Berlin : Schwein gehabt

Nach der Premiere ist vor der Premiere: Nächste Woche wird der rote Teppich mehrfach ausgerollt – zuerst für den Film „Rudi Rüssel“

Andreas Conrad

Die Zeilen waren überschaubar, mit denen der später weltberühmte Star sein Berliner Debüt als Schauspieler gab – in einem Lotto-Werbefilm. „Was würden Sie sagen, wenn Sie plötzlich eine Million hätten“, wurde er aus dem Off gefragt. Seine schlagfertige Antwort: „Ich? Eine Million?“ Das war 1985, in einer Zeit, als Hugh Grant im Filmabspann oft noch als Hughie lief und sich mit TV-Auftritten und eben auch Werbefilmchen über Wasser hielt. Bei der Premiere von „Mitten ins Herz“ am vergangenen Dienstag hatte er diese Anekdote über seine West-Berliner Dreharbeiten auf der Bühne des Cinestar zum Besten gegeben, einen Lacher gelandet und vorbildlich gezeigt, dass RoteTeppich-Zeremonien auch in Berlin keineswegs in Routine erstarren müssen, auch wenn die gefühlte Premierendichte hier bei, sagen wir, jedem zweiten Tag liegt. Manchmal noch dichter, wie in dieser Woche: Am Dienstag wird gefeiert, am Mittwoch schon wieder.
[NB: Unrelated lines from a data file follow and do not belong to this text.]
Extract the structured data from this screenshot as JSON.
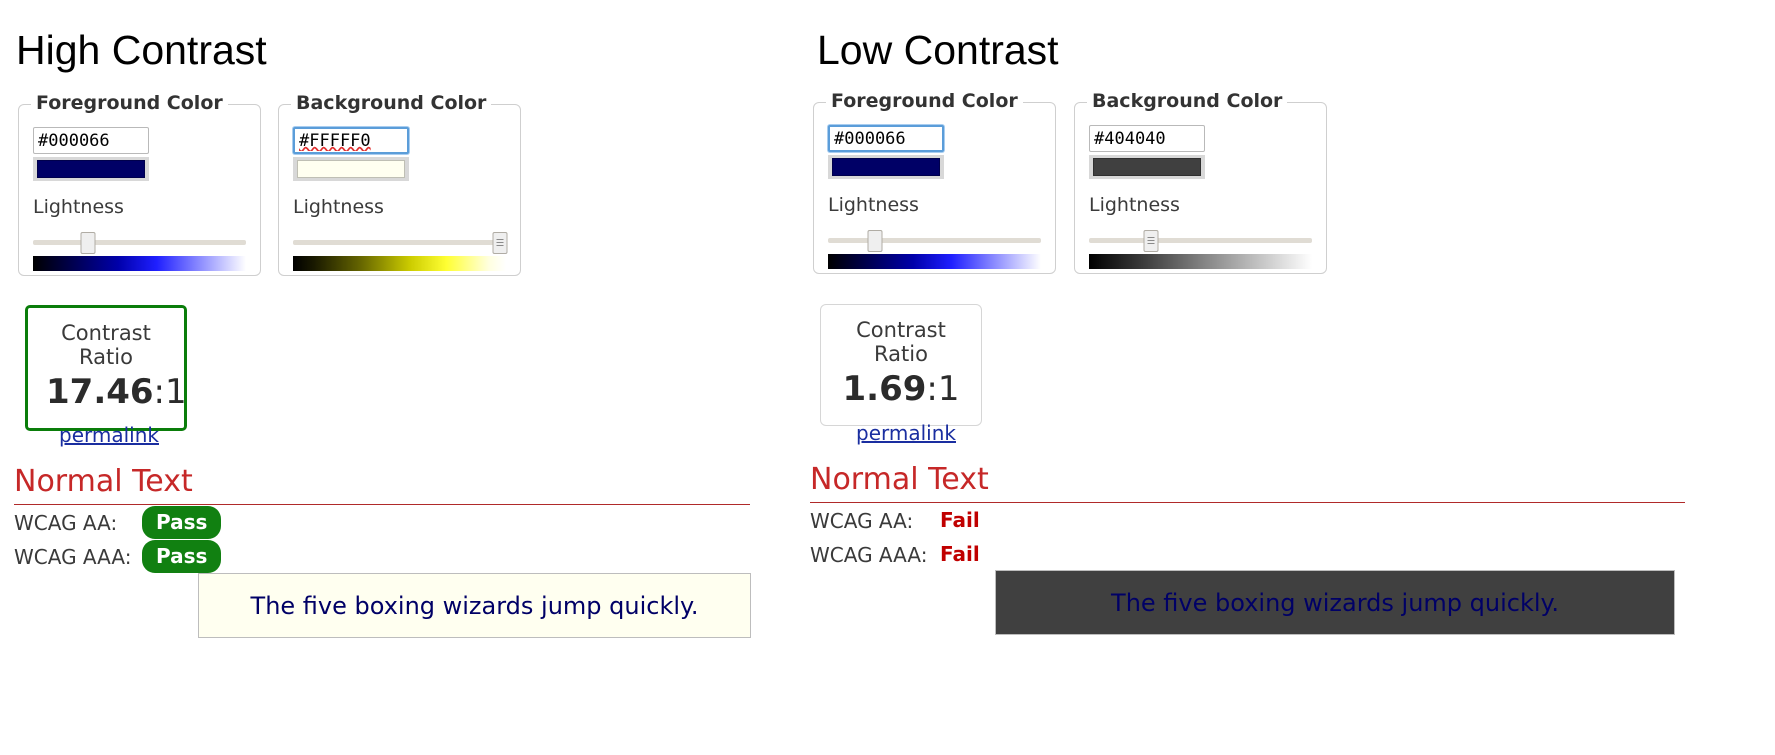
{
  "panels": [
    {
      "id": "high",
      "title": "High Contrast",
      "foreground": {
        "legend": "Foreground Color",
        "hex": "#000066",
        "swatch_color": "#000066",
        "lightness_label": "Lightness",
        "slider_percent": 26,
        "gradient": "linear-gradient(to right, #000000 0%, #000033 12%, #0000aa 40%, #1f1fff 58%, #8080ff 76%, #ffffff 100%)",
        "focused": false,
        "spellcheck_flag": false
      },
      "background": {
        "legend": "Background Color",
        "hex": "#FFFFF0",
        "swatch_color": "#FFFFF0",
        "lightness_label": "Lightness",
        "slider_percent": 97,
        "gradient": "linear-gradient(to right, #000000 0%, #1a1a00 10%, #666600 32%, #cccc00 55%, #ffff33 72%, #ffffe0 92%, #ffffff 100%)",
        "focused": true,
        "spellcheck_flag": true
      },
      "ratio": {
        "label": "Contrast Ratio",
        "value": "17.46",
        "suffix": ":1",
        "pass": true
      },
      "permalink": "permalink",
      "results": {
        "heading": "Normal Text",
        "rows": [
          {
            "key": "WCAG AA:",
            "status": "Pass"
          },
          {
            "key": "WCAG AAA:",
            "status": "Pass"
          }
        ]
      },
      "sample": {
        "text": "The five boxing wizards jump quickly.",
        "bg": "#FFFFF0",
        "fg": "#000066"
      }
    },
    {
      "id": "low",
      "title": "Low Contrast",
      "foreground": {
        "legend": "Foreground Color",
        "hex": "#000066",
        "swatch_color": "#000066",
        "lightness_label": "Lightness",
        "slider_percent": 22,
        "gradient": "linear-gradient(to right, #000000 0%, #000033 12%, #0000aa 40%, #1f1fff 58%, #8080ff 76%, #ffffff 100%)",
        "focused": true,
        "spellcheck_flag": false
      },
      "background": {
        "legend": "Background Color",
        "hex": "#404040",
        "swatch_color": "#404040",
        "lightness_label": "Lightness",
        "slider_percent": 28,
        "gradient": "linear-gradient(to right, #000000 0%, #3d3d3d 25%, #808080 50%, #c0c0c0 75%, #ffffff 100%)",
        "focused": false,
        "spellcheck_flag": false
      },
      "ratio": {
        "label": "Contrast Ratio",
        "value": "1.69",
        "suffix": ":1",
        "pass": false
      },
      "permalink": "permalink",
      "results": {
        "heading": "Normal Text",
        "rows": [
          {
            "key": "WCAG AA:",
            "status": "Fail"
          },
          {
            "key": "WCAG AAA:",
            "status": "Fail"
          }
        ]
      },
      "sample": {
        "text": "The five boxing wizards jump quickly.",
        "bg": "#404040",
        "fg": "#000066"
      }
    }
  ],
  "colors": {
    "pass_green": "#118011",
    "fail_red": "#c00000",
    "heading_red": "#c62828",
    "link_blue": "#1a2ea0"
  }
}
Die Premierenwoche beginnt mit einer ausgemachten Sauerei für die ganze Familie: „Rennschwein Rudi Rüssel 2 – Rudi rennt wieder“. Fortsetzungen sind zu erfolgreich, als dass wir sie Hollywood überlassen sollten, und so darf Rudi nach dem ersten Einsatz 1995 wieder ran, erneut unter der Regie von Peter Timm und nach Motiven aus Uwe Timms Kinderbuch. Gedreht wurde in Köln und Brandenburg, eine abenteuerliche Geschichte, die das arme Schwein in eine dieser modernen Patchwork-Familien verschlägt.

Zur Premiere am Dienstag im Colosseum in der Schönhauser Allee 123 gegen 17 Uhr wird auch Sebastian Koch erwartet, zurück von der Oscar-Verleihung für „Das Leben der Anderen“, in „Rudi 2“ ein alleinerziehender Vater. Weiter kommen Dominique Horwitz und Andreas Schmidt, die zwei Ganoven spielen, Sina Richardt, Töchterlein seiner Filmfreundin, und natürlich Regisseur Timm.

Tags darauf, gegen 19.30 Uhr, ist Horwitz schon wieder im Premiereneinsatz, diesmal für Volker Schlöndorff, der im Kino in der Kulturbrauerei, Schönhauser Allee 36, „Strajk – die Heldin von Danzig“ präsentiert – eine in Polen nicht unumstrittene Verfilmung des Solidarnosz-Stoffes. Erwartet wird auch Katharina Thalbach, die die Titelheldin, eine Kranführerin, spielt. Deren reales Vorbild allerdings wollte den Film verbieten lassen.

Noch eine dritte Premiere steht in diesem Monat an, diesmal dürfte Katharina Thalbach ein zweites Mal über den roten Teppich marschieren. Auch Detlev Buck hat sich an einem Kinderbuch versucht, nach der Vorlage von Cornelia Funke drehte er „Hände weg von Mississippi“ – die familiengerechte Geschichte der Rettung einer Stute. Am 17. März ist Premiere mit dem Regisseur und seinen Hauptdarstellern, wiederum im Kino in der Kulturbrauerei, womit zugleich die Holzkohlesaison eröffnet wird: Nach dem Film wird zum Grillabend geladen.

Doch auch ohne Premiere gibt es prominente Filmgäste am laufenden Band, die bei ihren Berlin-Besuchen für Interviews bereitstehen: Am Dienstag Ralf Möller und Marcus Nispel („Pathfinder“), am 22. März Rowan Atkinson („Mr. Bean macht Ferien“), Ende des Monats Ex-Bond-Girl Halle Berry („Verführung einer Fremden“) und am 3. April schließlich Mark Wahlberg („Shooter“).